I'm trying to create a program which outputs how many times a specific character was used.
For example, if the sentence is I like bikes!
The output should be:
I = 1
l = 1
i = 2
k = 2
e = 2
b = 1
s = 1
! = 1
However my program does this
I = 1
l = 1
i = 2
k = 1
e = 2
b = 1
i = 2
k = 2
e = 2
s = 1
! = 1
So its doubling up the letters.
def count_char(text):
for char in text:
count = text.count(char)
print(char + ' = ' + str(count))
How can I fix this?
Instead of going through all the characters in text, go through all the characters in the alphabet, but report only those that are present:
def count_char(text):
for char in string.ascii_letters:
count = text.count(char)
if count:
print(char + ' = ' + str(count))
I suggest initializing a dictionary and updating the values as you run the for loop
def count_char(text):
answer={}
for char in text:
if char in answer:
answer[char]+=1
else:
answer[char]=1
print(answer)
this should give you the desired answer
If you want your output it ordered, you can derive a class from OrderedDict and Counter.
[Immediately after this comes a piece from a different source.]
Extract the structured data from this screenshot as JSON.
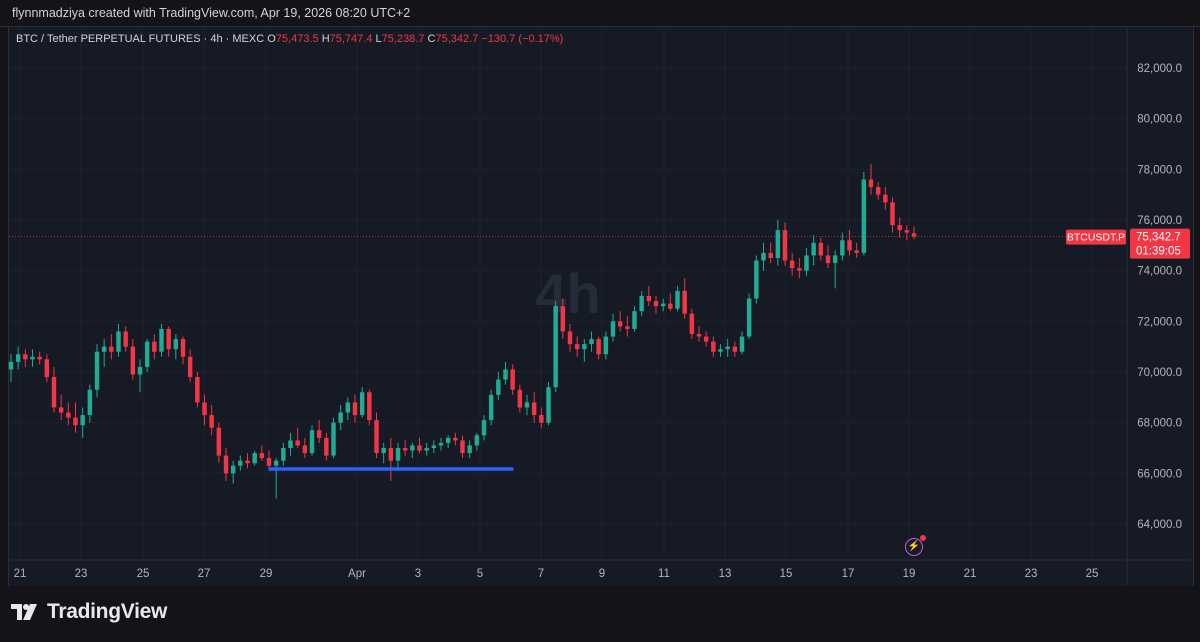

If order does not matter, you can use Counter directly (as suggested by @user3483203 in a comment to your question).
from collections import OrderedDict, Counter
class OrderedCounter(Counter, OrderedDict):
pass
s = "I like bikes!"
c = OrderedCounter(s)
for char, count in c.items():
if char.strip(): # skip blanks
print(char + ' = ' + str(count))
Output:
I = 1
l = 1
i = 2
k = 2
e = 2
b = 1
s = 1
! = 1
You can try this:
def char_counter_printer(string):
if type(string) is not str:
return False
else:
chardict={}
charlist=[]
for char in string:
try:
chardict[char]+=1
except:
chardict[char]=1
charlist.append(char)
for ch in charlist:
if(ch.strip()):
print(ch,'=',chardict[ch])
char_counter_printer('I Like bikes!')
the output is:
I = 1
L = 1
i = 2
k = 2
e = 2
b = 1
s = 1
! = 1
as expected.